Virendra I Patel1, Hassan Albadawi1, Thomas A Abbruzzese1, Jeanwan Kang1, Hyung-Jin Yoo1, Christian Ferran2, Richard P Cambria1, Michael T Watkins1 ∙
1Massachusetts General Hospital, Boston, MA; 2Beth Israel Deaconess Medical Center, Boston, MA
Objectives: Patients with vascular disease have synchronous atherosclerotic lesions in many vascular beds. Some of these beds (heart, brain, kidney) are sites where fatal and devastating complications are observed following acute limb ischemia-reperfusion injury (IR). These studies were designed to evaluate the effect of hind limb IR on the systemic inflammatory response and remote vascular injury in susceptible vessels (carotid blood flow cessation model) in apolipoprotein E-deficient (ApoE -/-) mice.
Methods: Apo E -/- mice and C57BL6/J control mice underwent 3 hours of hind limb ischemia followed by 24 or 96 hours of reperfusion. Systemic inflammation was assessed by measuring serum levels of Interleukin-6 (IL-6) and monocyte chemottractant protein 1 (MCP-1). Only ApoE -/- mice underwent ligation of the left common carotid artery bifurcation, and at 72hrs, were subjected to either 3 hours of limb ischemia or anesthesia alone. At 7 and 28 days following ligation, the carotid arteries were formalin fixed, embedded and serially sectioned. 7-day vessels were analyzed for BrdU incorporation by immunohistochemistry. The intima to media (I/M) ratio was analyzed in sections of 28-day vessels. Mortality was assessed using Fisher’s exact test. Cytokine and I/M ratios were compared with unpaired t-tests.

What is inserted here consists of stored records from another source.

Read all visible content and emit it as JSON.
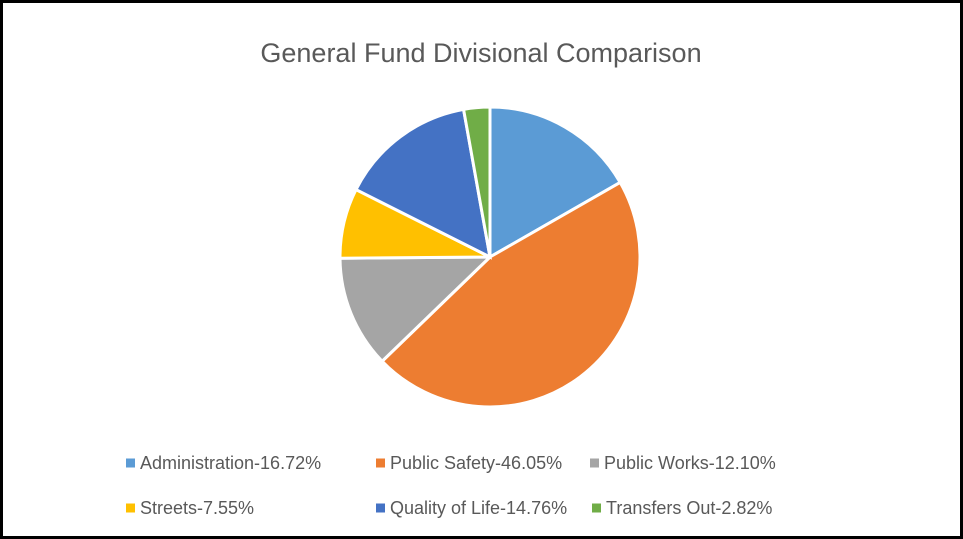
{
  "chart_data": {
    "type": "pie",
    "title": "General Fund Divisional Comparison",
    "categories": [
      "Administration-16.72%",
      "Public Safety-46.05%",
      "Public Works-12.10%",
      "Streets-7.55%",
      "Quality of Life-14.76%",
      "Transfers Out-2.82%"
    ],
    "values": [
      16.72,
      46.05,
      12.1,
      7.55,
      14.76,
      2.82
    ],
    "colors": [
      "#5b9bd5",
      "#ed7d31",
      "#a5a5a5",
      "#ffc000",
      "#4472c4",
      "#70ad47"
    ],
    "legend": "bottom"
  }
}
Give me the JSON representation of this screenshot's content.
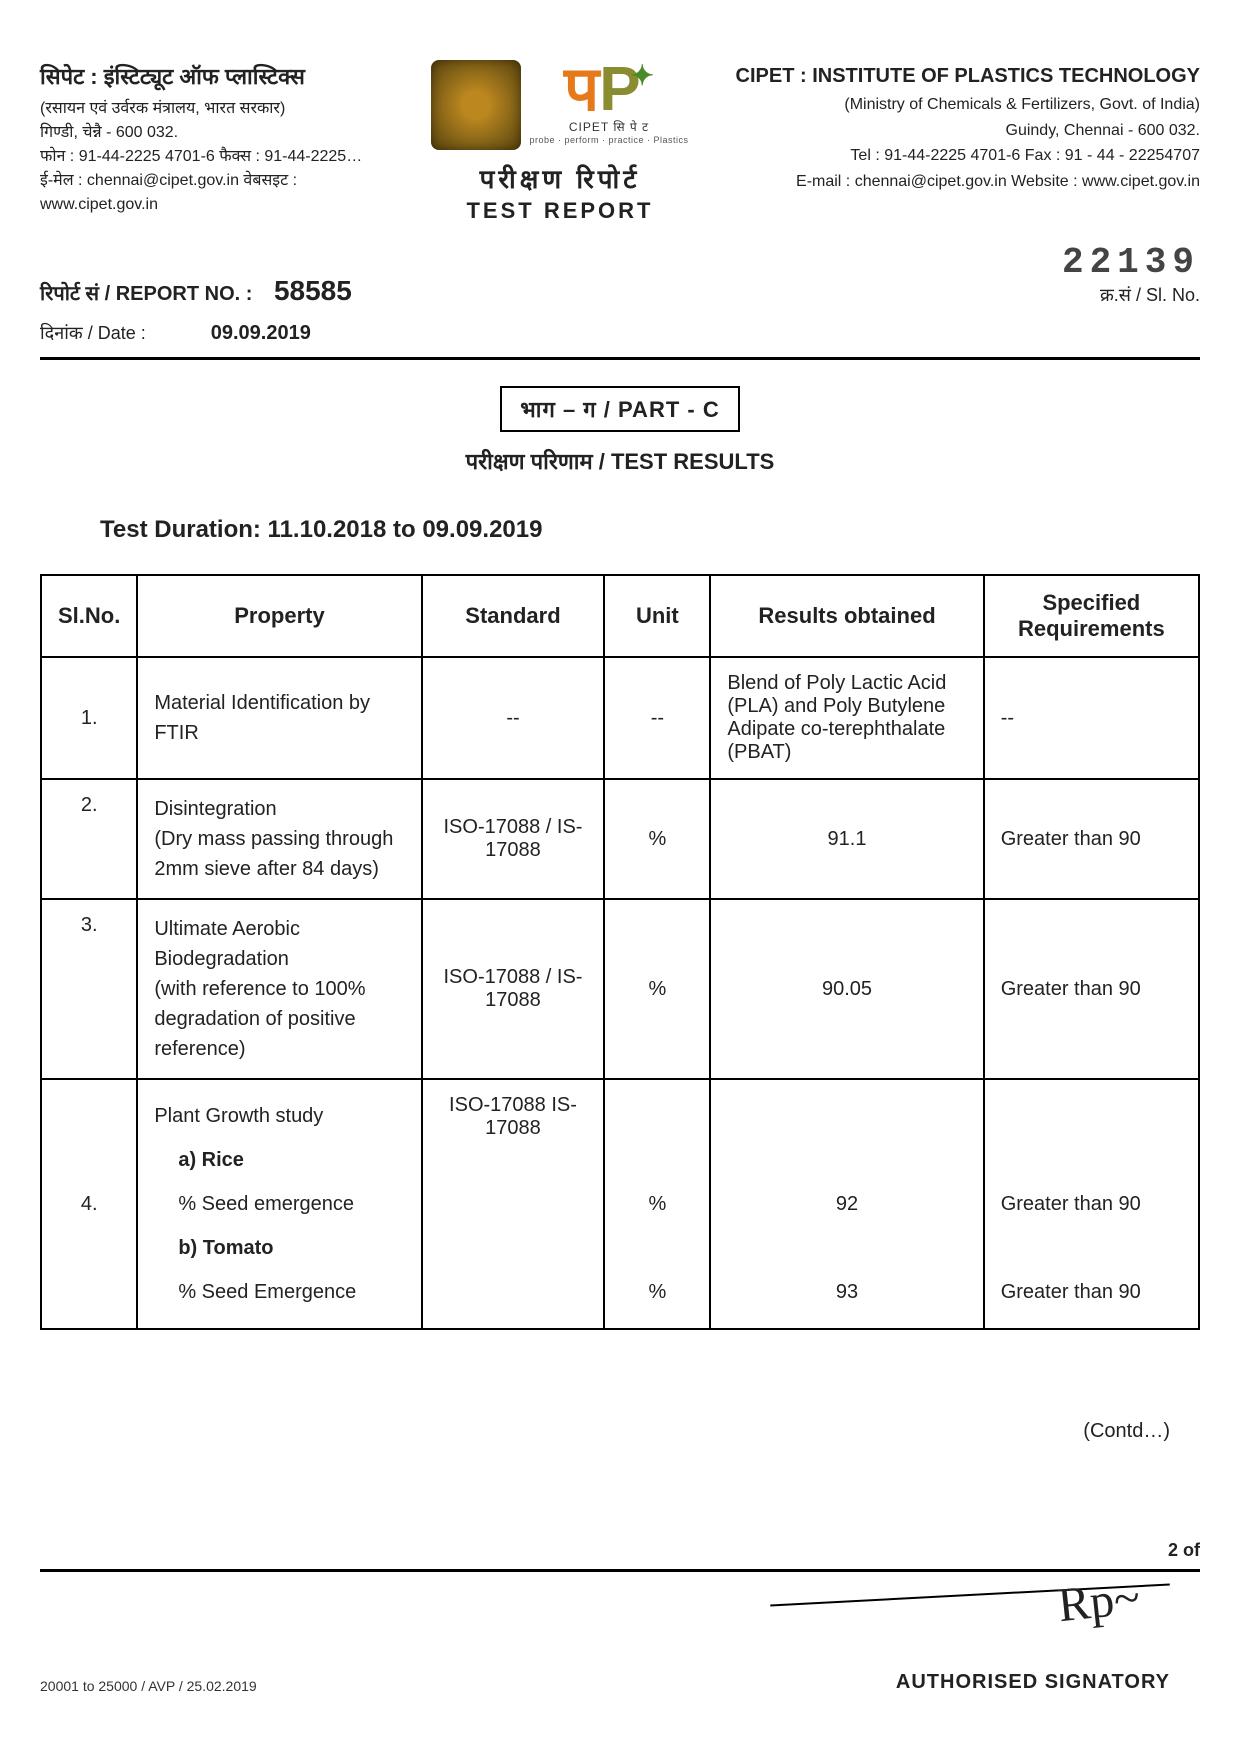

Results: Mortality in ApoE -/- mice following IR was higher than the control mice (48% vs. 4%, p= 0.001). Systemic IL-6 levels were elevated in ApoE -/- (n=6) compared to controls (n=8) at 24h (262±30 vs. 154±20 pg/ml; p<0.001) and 96h (37±6; n=6 vs. 20±3 pg/ml; n=8, p=0.001). No difference in MCP-1 level was detected. The I/M ratio in ApoE -/- mice undergoing carotid ligation and 3h IR was greater than that observed following carotid ligation alone (1.3±0.4; n=9 vs. 0.4±0.3; n=10, p<0.005). Mice with ligation and IR had increased proliferation of medial smooth muscle cells as detected by BrdU staining.
Conclusions: Compared to control mice, ischemia reperfusion in mice with susceptible vessels (Apo E -/-) is associated with an increased systemic inflammatory response, increased mortality and accelerated remote arterial injury. Remote arterial injury following limb IR may contribute to cardiovascular, renal and cerebrovascular morbidity.